Mesmo com o árduo trabalho das forças de segurança para combater o Comando Vermelho no estado, as brechas nas leis fazem com que alguns detentos considerados de alta periculosidade pertencentes à facção sejam colocados em liberdade no regime semiaberto, com o uso de tornozeleira eletrônica.

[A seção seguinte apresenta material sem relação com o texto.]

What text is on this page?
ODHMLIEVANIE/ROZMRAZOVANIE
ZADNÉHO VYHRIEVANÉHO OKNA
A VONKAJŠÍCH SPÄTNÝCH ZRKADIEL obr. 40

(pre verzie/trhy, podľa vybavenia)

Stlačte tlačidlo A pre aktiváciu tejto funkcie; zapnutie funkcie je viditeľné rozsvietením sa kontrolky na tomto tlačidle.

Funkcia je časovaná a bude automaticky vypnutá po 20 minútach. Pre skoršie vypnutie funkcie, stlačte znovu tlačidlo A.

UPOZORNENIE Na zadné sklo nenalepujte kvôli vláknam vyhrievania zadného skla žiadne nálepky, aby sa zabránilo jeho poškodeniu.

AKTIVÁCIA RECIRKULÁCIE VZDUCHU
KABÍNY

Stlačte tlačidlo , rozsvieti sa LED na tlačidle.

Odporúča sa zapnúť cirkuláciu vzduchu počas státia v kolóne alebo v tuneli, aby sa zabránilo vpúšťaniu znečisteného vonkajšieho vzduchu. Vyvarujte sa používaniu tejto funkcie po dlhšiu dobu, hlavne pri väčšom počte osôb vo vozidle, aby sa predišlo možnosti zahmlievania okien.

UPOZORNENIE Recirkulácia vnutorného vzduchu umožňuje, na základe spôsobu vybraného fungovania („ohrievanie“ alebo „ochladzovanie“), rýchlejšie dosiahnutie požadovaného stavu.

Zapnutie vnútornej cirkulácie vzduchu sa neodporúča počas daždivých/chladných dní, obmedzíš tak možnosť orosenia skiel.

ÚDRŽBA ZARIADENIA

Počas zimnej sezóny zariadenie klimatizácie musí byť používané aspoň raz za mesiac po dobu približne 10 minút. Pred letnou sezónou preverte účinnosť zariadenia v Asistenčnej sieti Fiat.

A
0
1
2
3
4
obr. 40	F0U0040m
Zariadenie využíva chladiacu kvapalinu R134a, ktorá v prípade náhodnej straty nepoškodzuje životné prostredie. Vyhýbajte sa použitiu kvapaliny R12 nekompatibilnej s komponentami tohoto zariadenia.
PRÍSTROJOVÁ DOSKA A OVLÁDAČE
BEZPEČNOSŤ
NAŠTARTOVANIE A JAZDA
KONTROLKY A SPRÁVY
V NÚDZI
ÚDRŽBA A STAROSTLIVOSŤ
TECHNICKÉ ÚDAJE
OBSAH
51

Como aumentar a sua segurança
A Poliservice Serviços de Segurança, visando tentar diminuir essa insegurança contra as mulheres, dá dicas de algumas medidas preventivas. Fique atenta e confira as dicas de como aumentar a sua segurança:
1) Sempre preste atenção ao que acontece à sua volta. O uso de celulares ou fones de ouvido nas ruas pode causar distração e fazer com que não perceba a aproximação de marginais;
2) Tire as chaves do carro ou da casa de dentro da bolsa antes de chegar ao veículo. Assim, você não vai chamar atenção por estar mexendo em seus pertences e nem se distrair;
3) Quando sair mais tarde de algum local, ligue para algum parente ou amigo(a), para avisar que está indo embora, naquele horário;
4) Se pegar ônibus em um horário sem muito movimento, sente-se sempre próxima ao motorista;
5) Configure o número da polícia como o primeiro de sua lista de contatos no celular. Certifique-se de que seja de fácil acesso, se precisar acionar rapidamente;
6) Ao andar nas ruas, leve sua bolsa à frente ou a tiracolo, para o lado da calçada. Isso dificulta a atividade dos assaltantes;
7) No trânsito, ande com os vidros fechados e evite falar com vendedores ou pedintes. Nem todos estão com más intenções, mas o importante é se prevenir;
8) Se notar que está sendo seguida, procure algum estabelecimento movimentado e peça ajuda;
9) Evite carregar pertences de alto valor na bolsa ou abrir sua carteira na frente de outras pessoas. Deixe seu dinheiro ou cartão separado, para facilitar na hora das compras;
10) Caso seja abordada por algum delinquente, não reaja e entregue o que ele pedir. Discretamente, tente gravar a sua fisionomia para ajudar a polícia.